Konstruuję obecnie stabilizowany zasilacz lampowy, próbując wykorzystać posiadane elementy. Wykorzystuję dobrze znany schemat stabilizatora szeregowego. W tym miejscu chciałbym serdecznie podziękować koledze maciej_333 za pomoc w opracowaniu zasilacza.
Na razie przedstawiam tylko schemat, jednak wartości elemetów na nim podane są doświadczalnie dobrane i sprawdzone.
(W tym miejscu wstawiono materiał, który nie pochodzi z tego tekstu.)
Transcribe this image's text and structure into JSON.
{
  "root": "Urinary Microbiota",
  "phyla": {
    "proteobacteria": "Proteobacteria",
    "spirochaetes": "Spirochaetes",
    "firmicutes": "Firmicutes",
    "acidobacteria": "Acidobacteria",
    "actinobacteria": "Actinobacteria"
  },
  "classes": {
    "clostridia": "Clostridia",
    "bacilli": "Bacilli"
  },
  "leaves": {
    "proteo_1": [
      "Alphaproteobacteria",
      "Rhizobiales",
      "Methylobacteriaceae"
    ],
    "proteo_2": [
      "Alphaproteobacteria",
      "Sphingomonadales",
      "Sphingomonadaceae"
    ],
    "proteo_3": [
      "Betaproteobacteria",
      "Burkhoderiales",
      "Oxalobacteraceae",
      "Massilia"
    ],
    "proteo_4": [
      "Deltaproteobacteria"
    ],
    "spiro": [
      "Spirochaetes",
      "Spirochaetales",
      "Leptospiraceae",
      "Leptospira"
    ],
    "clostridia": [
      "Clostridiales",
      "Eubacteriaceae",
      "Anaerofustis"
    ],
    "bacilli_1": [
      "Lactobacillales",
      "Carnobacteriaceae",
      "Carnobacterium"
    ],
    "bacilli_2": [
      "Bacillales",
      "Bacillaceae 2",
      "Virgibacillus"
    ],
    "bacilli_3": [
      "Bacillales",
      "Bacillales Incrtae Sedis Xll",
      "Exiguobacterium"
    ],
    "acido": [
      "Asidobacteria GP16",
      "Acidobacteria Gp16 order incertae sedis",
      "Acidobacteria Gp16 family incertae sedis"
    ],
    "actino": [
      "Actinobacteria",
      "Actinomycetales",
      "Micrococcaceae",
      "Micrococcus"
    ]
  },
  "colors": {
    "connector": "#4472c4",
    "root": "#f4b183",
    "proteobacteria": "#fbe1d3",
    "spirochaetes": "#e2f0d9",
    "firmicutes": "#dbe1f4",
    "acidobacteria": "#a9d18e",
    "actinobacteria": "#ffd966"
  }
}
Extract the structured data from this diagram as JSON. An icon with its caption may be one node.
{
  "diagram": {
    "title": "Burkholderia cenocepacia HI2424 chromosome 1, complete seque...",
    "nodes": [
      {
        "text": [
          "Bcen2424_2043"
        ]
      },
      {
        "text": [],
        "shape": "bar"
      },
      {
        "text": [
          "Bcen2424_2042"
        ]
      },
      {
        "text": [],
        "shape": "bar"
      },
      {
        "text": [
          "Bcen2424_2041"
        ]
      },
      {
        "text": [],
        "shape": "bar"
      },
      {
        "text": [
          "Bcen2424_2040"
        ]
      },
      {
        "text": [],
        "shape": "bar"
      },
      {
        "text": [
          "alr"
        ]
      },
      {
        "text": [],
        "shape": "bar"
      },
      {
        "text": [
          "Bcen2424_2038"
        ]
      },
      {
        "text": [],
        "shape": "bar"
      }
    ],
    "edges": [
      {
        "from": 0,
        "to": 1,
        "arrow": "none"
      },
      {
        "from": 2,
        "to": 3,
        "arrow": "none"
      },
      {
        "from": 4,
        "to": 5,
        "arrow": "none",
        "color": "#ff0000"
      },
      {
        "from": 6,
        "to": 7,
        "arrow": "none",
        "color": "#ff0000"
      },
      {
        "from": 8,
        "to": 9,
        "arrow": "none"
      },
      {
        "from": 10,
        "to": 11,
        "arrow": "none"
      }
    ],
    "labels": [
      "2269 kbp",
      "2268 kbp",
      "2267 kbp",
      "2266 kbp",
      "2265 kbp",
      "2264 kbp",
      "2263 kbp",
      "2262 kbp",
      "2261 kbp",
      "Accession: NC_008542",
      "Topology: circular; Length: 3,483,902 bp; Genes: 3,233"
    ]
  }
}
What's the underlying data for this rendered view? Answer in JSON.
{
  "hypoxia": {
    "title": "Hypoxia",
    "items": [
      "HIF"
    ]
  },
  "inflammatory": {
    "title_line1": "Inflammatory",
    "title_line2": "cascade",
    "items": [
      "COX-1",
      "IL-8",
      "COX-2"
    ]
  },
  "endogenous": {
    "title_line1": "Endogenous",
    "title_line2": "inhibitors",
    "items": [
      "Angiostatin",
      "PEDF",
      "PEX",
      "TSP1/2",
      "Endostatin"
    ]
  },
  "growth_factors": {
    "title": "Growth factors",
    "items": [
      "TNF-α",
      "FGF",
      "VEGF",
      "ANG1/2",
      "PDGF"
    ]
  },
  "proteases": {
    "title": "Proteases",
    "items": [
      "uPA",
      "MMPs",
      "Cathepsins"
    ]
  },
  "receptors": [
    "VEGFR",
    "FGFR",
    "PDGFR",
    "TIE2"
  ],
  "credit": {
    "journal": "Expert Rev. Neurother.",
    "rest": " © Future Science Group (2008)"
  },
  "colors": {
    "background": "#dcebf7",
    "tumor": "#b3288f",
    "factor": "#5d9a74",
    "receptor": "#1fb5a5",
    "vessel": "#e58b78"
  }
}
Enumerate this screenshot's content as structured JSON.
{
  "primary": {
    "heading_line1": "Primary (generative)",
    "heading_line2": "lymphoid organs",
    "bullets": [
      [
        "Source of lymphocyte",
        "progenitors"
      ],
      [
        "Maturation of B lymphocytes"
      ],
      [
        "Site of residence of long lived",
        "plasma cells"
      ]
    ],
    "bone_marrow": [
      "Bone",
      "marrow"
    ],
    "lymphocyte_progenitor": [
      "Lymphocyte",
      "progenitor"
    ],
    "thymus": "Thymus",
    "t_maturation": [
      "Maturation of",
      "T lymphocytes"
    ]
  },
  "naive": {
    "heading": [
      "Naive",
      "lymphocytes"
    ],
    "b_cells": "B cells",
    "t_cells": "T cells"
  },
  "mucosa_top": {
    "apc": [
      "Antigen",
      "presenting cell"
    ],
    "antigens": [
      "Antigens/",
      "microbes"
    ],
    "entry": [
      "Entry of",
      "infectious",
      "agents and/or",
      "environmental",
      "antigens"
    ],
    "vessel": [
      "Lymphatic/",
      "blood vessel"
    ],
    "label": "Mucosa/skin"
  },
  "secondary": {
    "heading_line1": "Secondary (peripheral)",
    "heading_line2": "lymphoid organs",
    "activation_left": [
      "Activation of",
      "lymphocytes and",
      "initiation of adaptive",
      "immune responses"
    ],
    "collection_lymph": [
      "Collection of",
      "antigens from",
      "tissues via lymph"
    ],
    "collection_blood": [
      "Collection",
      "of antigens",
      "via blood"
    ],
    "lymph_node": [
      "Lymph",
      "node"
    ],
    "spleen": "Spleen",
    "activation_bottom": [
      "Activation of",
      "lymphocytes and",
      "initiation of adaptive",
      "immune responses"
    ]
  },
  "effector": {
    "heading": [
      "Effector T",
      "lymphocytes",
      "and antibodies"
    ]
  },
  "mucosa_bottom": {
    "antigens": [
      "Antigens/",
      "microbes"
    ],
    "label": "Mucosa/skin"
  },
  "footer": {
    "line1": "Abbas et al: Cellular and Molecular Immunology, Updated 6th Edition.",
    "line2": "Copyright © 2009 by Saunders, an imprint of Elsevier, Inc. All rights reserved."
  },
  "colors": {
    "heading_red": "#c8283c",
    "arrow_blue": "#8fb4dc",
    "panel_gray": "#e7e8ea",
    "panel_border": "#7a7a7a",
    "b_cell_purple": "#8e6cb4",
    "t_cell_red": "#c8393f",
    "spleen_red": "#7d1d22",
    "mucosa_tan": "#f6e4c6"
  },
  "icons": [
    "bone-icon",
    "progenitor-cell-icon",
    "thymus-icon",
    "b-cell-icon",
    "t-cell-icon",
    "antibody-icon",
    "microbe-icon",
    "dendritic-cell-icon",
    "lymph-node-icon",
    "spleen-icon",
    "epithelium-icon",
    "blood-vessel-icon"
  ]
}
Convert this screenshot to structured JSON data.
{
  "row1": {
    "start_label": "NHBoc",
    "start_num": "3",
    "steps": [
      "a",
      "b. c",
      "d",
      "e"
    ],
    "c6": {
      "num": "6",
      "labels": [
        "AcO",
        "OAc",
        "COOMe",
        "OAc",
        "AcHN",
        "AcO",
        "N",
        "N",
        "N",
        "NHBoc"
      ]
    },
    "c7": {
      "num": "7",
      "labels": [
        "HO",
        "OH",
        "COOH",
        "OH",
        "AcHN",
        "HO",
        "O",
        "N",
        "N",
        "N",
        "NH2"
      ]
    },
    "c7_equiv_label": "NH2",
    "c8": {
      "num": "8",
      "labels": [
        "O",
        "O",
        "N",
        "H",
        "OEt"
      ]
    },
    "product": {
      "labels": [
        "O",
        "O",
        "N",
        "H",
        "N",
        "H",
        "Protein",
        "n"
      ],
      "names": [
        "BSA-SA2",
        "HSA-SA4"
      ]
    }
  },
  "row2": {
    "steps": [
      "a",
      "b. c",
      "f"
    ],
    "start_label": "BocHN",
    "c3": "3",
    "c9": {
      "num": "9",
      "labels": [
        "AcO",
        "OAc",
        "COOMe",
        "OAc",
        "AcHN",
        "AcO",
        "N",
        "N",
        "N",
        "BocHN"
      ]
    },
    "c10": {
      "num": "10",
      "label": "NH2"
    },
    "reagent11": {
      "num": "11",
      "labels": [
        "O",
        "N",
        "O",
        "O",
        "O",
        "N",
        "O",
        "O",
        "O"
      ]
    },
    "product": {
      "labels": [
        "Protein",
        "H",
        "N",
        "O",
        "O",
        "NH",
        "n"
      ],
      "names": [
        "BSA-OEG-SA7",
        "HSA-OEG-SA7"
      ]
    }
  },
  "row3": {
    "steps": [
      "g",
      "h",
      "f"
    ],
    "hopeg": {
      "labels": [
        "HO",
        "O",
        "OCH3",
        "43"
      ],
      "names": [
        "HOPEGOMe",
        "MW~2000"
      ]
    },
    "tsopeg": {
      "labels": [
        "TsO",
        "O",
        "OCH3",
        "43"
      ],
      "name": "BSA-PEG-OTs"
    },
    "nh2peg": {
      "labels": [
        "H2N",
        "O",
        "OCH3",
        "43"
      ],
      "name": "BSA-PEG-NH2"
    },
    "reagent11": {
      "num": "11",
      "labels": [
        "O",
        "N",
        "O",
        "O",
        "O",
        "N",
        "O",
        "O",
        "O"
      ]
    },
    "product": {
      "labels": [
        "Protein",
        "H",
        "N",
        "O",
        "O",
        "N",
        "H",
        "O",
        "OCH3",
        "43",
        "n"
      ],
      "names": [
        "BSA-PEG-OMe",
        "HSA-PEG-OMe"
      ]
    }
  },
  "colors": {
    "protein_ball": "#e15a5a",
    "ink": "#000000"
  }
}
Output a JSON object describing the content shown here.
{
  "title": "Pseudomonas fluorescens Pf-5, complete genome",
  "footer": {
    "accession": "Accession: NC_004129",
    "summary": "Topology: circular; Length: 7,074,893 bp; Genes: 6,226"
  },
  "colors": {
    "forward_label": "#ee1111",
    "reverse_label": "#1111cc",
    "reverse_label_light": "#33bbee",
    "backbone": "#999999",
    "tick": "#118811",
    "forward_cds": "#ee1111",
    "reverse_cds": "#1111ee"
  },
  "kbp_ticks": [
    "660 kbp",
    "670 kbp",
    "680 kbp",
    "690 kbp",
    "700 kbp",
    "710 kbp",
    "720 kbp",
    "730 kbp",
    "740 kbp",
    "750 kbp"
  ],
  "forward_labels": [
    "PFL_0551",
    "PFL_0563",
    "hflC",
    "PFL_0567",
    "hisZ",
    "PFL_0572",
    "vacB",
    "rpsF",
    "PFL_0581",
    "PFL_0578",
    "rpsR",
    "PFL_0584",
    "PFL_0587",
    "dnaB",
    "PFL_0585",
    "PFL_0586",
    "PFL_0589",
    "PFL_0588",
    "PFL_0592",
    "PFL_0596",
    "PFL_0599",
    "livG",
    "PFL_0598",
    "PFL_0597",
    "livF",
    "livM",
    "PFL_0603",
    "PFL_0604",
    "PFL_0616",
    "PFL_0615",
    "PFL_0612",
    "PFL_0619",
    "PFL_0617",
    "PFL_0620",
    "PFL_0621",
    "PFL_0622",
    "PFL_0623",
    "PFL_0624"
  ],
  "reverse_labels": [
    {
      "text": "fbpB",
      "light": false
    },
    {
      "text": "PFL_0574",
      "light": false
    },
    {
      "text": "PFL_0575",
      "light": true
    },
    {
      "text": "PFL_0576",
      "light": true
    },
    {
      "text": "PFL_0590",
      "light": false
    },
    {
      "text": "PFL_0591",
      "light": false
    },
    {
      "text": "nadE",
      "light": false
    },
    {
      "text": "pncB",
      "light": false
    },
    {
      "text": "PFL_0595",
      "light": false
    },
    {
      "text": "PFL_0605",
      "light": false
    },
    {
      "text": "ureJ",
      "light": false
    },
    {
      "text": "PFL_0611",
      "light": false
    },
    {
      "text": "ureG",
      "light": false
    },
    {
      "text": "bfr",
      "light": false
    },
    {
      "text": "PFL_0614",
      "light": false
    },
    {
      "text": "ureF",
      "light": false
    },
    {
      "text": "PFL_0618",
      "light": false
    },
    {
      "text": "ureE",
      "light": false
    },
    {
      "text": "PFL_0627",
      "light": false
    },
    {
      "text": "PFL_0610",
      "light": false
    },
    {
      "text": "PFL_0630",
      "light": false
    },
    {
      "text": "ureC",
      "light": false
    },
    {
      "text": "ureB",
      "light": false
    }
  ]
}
Wczoraj wykonałem kilka morderczych testów i muszę przyznać, że do napięcia około 250V stabilizator bez problemu radzi sobie z prądem ponad 100mA. Powyżej 250V użyteczny prąd zaczyna spadać. Ponieważ jednak zasilacz ten mam zamiar wykorzystać do pomiaru lamp, więc parametry jego są wystarczjące dla większości z nich.
Wydaje mi się, że dość sprytnie zrealizowałem żarzenie lampy PL504, mając do dyspozycji tylko dwa napięcia 6,3V, ale oczywiście ocenę takiego rozwiązania zostawiam Wam

Mam jeszcze dwa pytania:
1. Czy wystarczy podłączyć drugą lampę PL504 równolegle, aby uzyskać dwukrotnie większy prąd na wyjściu (oczywiście przy założeniu, że źródło napięcia "wydoli")?
2. Chcąc mieć dwa zasilacze regulowane podłączone do wspólnego transformatora musze oczywiście zdublować układ. Nie wiem tyko, czy muszę zdublować całość łącznie z mostkiem prostowniczym, kondensatorem i diodą zenera - czy też wymienione elementy mogły by być wspólne?
Jak tylko umieszczę układ w jakiejś gustownej obudowie, to pokażę zdjęcia.